La connaissance vraie ignore les valeurs, mais il faut pour la fonder un
jugement, ou plutôt un axiome de valeur. Il est évident que de poser le
postulat d’objectivité comme condition de la connaissance vraie constitue un
choix éthique et non un jugement de connaissance puisque, selon le postulat
lui-même, il ne pouvait y avoir de connaissance « vraie » antérieure
à ce choix arbitral. Le postulat d’objectivité, pour établir la norme
de la connaissance, définit une valeur qui est la connaissance
objective elle-même. Accepter le postulat d’objectivité, c’est donc énoncer
la proposition de base d’une éthique : l’éthique de la connaissance.
Dans l’éthique de la connaissance, c’est le
choix éthique d’une valeur primitive qui fonde la connaissance. Par là elle
diffère radicalement des éthiques animistes qui toutes se veulent fondées sur
la « connaissance » de lois immanentes, religieuses ou
« naturelles » qui s’imposeraient à l’homme. L’étique de la
connaissance ne s’impose pas à l’homme ; c’est lui au contraire qui se
l’impose en faisant axiomatiquement la condition d’authenticité de
tout discours ou de toute action. Le discours de la méthode propose une
épistémologie normative, mais il faut le lire aussi et avant tout comme
méditation morale, comme ascèse de l’esprit.
222- L’éthique de la connaissance est
également, en un sens, « connaissance de l’éthique », des pulsions,
des passions, des exigences et des limites de l’être biologique. Dans l’homme
elle sait voir l’animal …
223- L’éthique de la connaissance enfin est à
mes yeux la seule attitude à la fois rationnelle et délibérément idéaliste sur
quoi pourrait être édifié un véritable socialisme.
(…) Le seul espoir du socialisme n’est pas dans
une « révision » de l’idéologie qui le domine depuis plus d’un
siècle, mais dans l’abandon total de cette idéologie.
(…) Acceptée comme base des institutions
sociales et politiques, donc comme mesure de leur authenticité, de leur valeur,
seule l’éthique de la connaissance pourrait conduire au socialisme.
(…) L’ancienne alliance est rompue ;
l’homme sait enfin qu’il est seul dans l’immensité indifférente de l’Univers
d’où il a émergé par hasard. Non plus que son destin, son devoir n’est écrit
nulle part.
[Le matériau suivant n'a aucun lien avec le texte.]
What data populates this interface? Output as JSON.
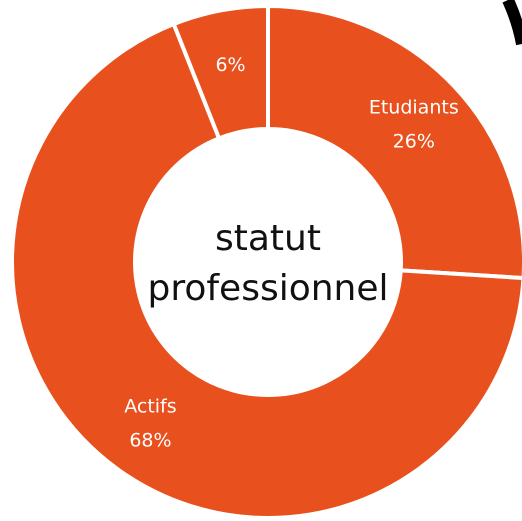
{
  "chart_data": {
    "type": "donut",
    "categories": [
      "Etudiants",
      "Actifs",
      null
    ],
    "values": [
      26,
      68,
      6
    ],
    "value_labels": [
      "26%",
      "68%",
      "6%"
    ],
    "color": "#e8501e",
    "annotations": [
      "statut",
      "professionnel"
    ]
  }
}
A lui de choisir entre le Royaume et les ténèbres.
[1] Ou plutôt
« sujet », puisque porteur de projet, idée subjective s’il en est
(voir page 30).
[2] téléonomie : caractère
de la matière vivante en tant qu’elle matérialise un projet, une finalité.
[3] morphogenèse : développement
embryonnaire.
[4] épigenèse : Biol. Théorie selon
laquelle l'embryon se constitue graduellement dans l'œuf par formation
successive de parties nouvelles.
[5] ontogenèse ou ontogénie (Biol.
Développement de l'individu depuis l'œuf fécondé jusqu'à l'état adulte.